Проводив телевизионщиков, ответив на многочисленные телефонные звонки, Тонино Гуэрра, нервничавший до этого на балконе, сел в кресло и успокоенно спросил:
– Кофе хочешь?
– Спасибо, нет.
– А яблоки любишь?
– Спасибо, я не хочу.
– Странная какая! Кофе не любит, яблоки не любит. А поцелуи любишь?
Я (ввергнутая в краску):
– Я всё люблю! Но боюсь, что снова кто-то придёт или позвонит и мы не успеем поговорить...
– Не успеем поговорить о чём?
– О ваших сценариях, о режиссёрской работе с Феллини, о фильмах «И корабль идёт», «Амаркорд»...
– Я абсолютно уверен, что «Корабль» интереснее и выше, чем «Амаркорд». Жаль, что его мало кто видел в России. Хочу объяснить тебе одну вещь. Мы, итальянцы, никак не можем понять, что такое «режиссёрский сценарий», в итальянском кино его нет. Когда у нас пишется сценарий, когда мы дискутируем с режиссёром и принимаем вместе решение, потом – в «режиссёрском сценарии» – уже ничего не меняется. Сейчас, например, я работаю над одним фильмом вместе с Ангелопулосом, которого считаю одним из великих режиссёров.

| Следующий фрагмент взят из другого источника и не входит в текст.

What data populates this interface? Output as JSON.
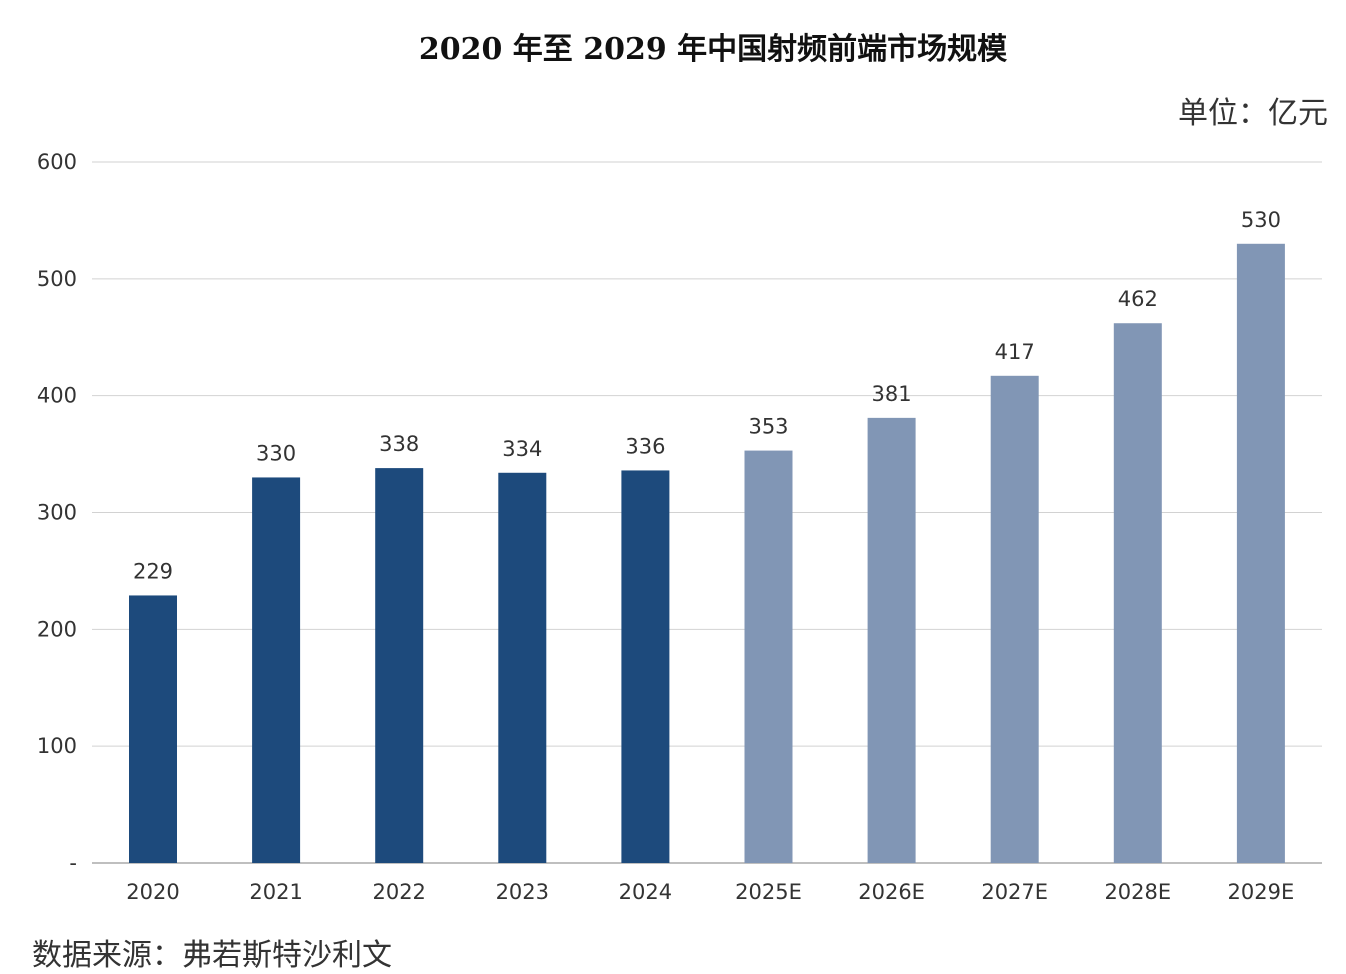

Повесть «Амаркорд» вышла на три месяца раньше, чем фильм. Их можно сравнить, и тогда станет ясно, что в фильме ничего без ведома автора не было изменено. Тем не менее, конечно же, главный автор фильма – это режиссёр.

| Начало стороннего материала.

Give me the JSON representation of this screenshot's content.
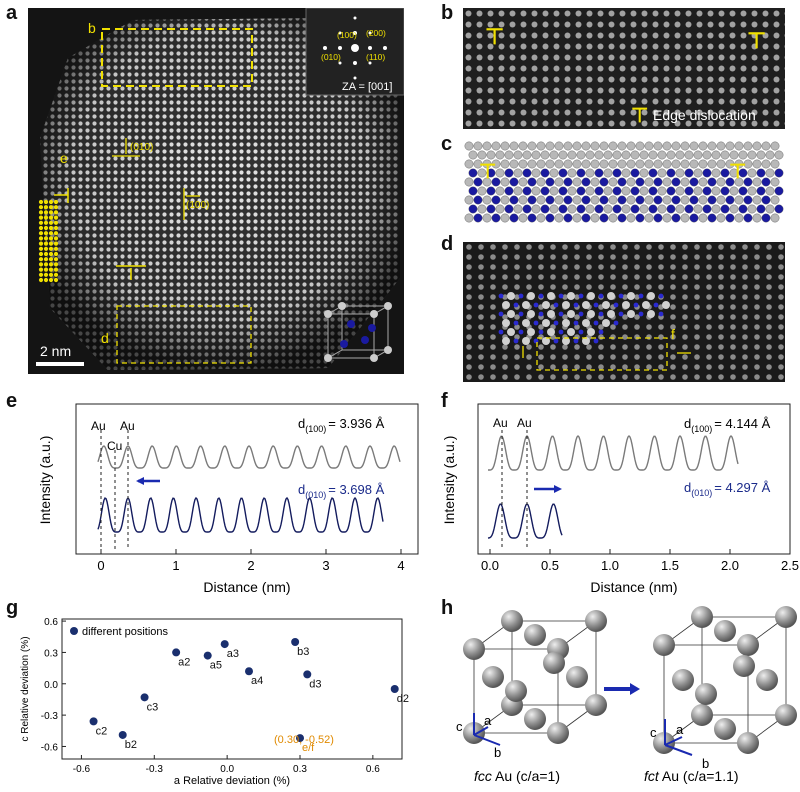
{
  "panel_letters": {
    "a": "a",
    "b": "b",
    "c": "c",
    "d": "d",
    "e": "e",
    "f": "f",
    "g": "g",
    "h": "h"
  },
  "panel_a": {
    "box_labels": {
      "b": "b",
      "d": "d",
      "e": "e"
    },
    "fft_labels": {
      "l100": "(100)",
      "l200": "(200)",
      "l010": "(010)",
      "l110": "(110)"
    },
    "zone_axis": "ZA = [001]",
    "plane_010": "(010)",
    "plane_100": "(100)",
    "scale_bar": "2 nm",
    "colors": {
      "highlight": "#f0e000",
      "atom_blue": "#1a1aa0",
      "atom_gray": "#b8b8b8"
    }
  },
  "panel_b": {
    "legend": "Edge dislocation",
    "symbol": "⊤"
  },
  "panel_d": {
    "label_f": "f"
  },
  "panel_e": {
    "ylabel": "Intensity (a.u.)",
    "xlabel": "Distance (nm)",
    "xticks": [
      "0",
      "1",
      "2",
      "3",
      "4"
    ],
    "au1": "Au",
    "au2": "Au",
    "cu": "Cu",
    "d100_main": "d",
    "d100_sub": "(100)",
    "d100_val": "= 3.936 Å",
    "d010_main": "d",
    "d010_sub": "(010)",
    "d010_val": "= 3.698 Å"
  },
  "panel_f": {
    "ylabel": "Intensity (a.u.)",
    "xlabel": "Distance (nm)",
    "xticks": [
      "0.0",
      "0.5",
      "1.0",
      "1.5",
      "2.0",
      "2.5"
    ],
    "au1": "Au",
    "au2": "Au",
    "d100_main": "d",
    "d100_sub": "(100)",
    "d100_val": "= 4.144 Å",
    "d010_main": "d",
    "d010_sub": "(010)",
    "d010_val": "= 4.297 Å"
  },
  "chart_data": {
    "type": "scatter",
    "xlabel": "a Relative deviation (%)",
    "ylabel": "c Relative deviation (%)",
    "xlim": [
      -0.68,
      0.72
    ],
    "ylim": [
      -0.72,
      0.62
    ],
    "xticks": [
      "-0.6",
      "-0.3",
      "0.0",
      "0.3",
      "0.6"
    ],
    "yticks": [
      "-0.6",
      "-0.3",
      "0.0",
      "0.3",
      "0.6"
    ],
    "legend": "different positions",
    "legend_position": "top-left",
    "marker_color": "#1a2f6e",
    "annotation_color": "#e08a00",
    "annotation": "(0.30, -0.52)",
    "points": [
      {
        "label": "a2",
        "x": -0.21,
        "y": 0.3
      },
      {
        "label": "a5",
        "x": -0.08,
        "y": 0.27
      },
      {
        "label": "a3",
        "x": -0.01,
        "y": 0.38
      },
      {
        "label": "a4",
        "x": 0.09,
        "y": 0.12
      },
      {
        "label": "b3",
        "x": 0.28,
        "y": 0.4
      },
      {
        "label": "d3",
        "x": 0.33,
        "y": 0.09
      },
      {
        "label": "d2",
        "x": 0.69,
        "y": -0.05
      },
      {
        "label": "c3",
        "x": -0.34,
        "y": -0.13
      },
      {
        "label": "c2",
        "x": -0.55,
        "y": -0.36
      },
      {
        "label": "b2",
        "x": -0.43,
        "y": -0.49
      },
      {
        "label": "e/f",
        "x": 0.3,
        "y": -0.52
      }
    ]
  },
  "panel_h": {
    "left_caption_italic": "fcc",
    "left_caption_rest": " Au (c/a=1)",
    "right_caption_italic": "fct",
    "right_caption_rest": " Au (c/a=1.1)",
    "axis_c": "c",
    "axis_a": "a",
    "axis_b": "b"
  }
}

«И корабль идёт» мы написали с Федерико Феллини за двенадцать утр. На тринадцатое он меня спрашивает: «О чём ты думаешь?» Я ответил, что меня чрезвычайно интересуют похороны великих людей. Сталина, например. Или замечательного красавца, актёра кино Рудольфо Валентино, на похоронах которого тоже была масса народу. И когда площадь, где проходила панихида, опустела, на асфальте остались сотни рукавов от пиджаков. Это те, кто был меньше ростом, хватали впереди стоящих за рукава и тянули вниз, чтобы что-нибудь увидеть. «А ты, – спросил я, – о чём ты думаешь?» – «А я думаю о карабинерах, – сказал он. – Я хочу снять большой парад. И всё это на лошадях. Потом вдруг лошадь одного карабинера спотыкается. За ней другая, третья, четвёртая, пятая... И падают все, и рушится порядок, и рушится всё... То есть рушится, может быть, мечта...» На следующее утро я снова говорю: «Ты знаешь, какие были похороны Марии Каллас? Маленький пароход плывёт к острову, где она родилась. Каллас просила, чтобы те, кто будет сопровождать её останки, развеяли прах возле этого острова. Представь себе, какой замечательный можно снять фильм: пароход везёт прах великой певицы...»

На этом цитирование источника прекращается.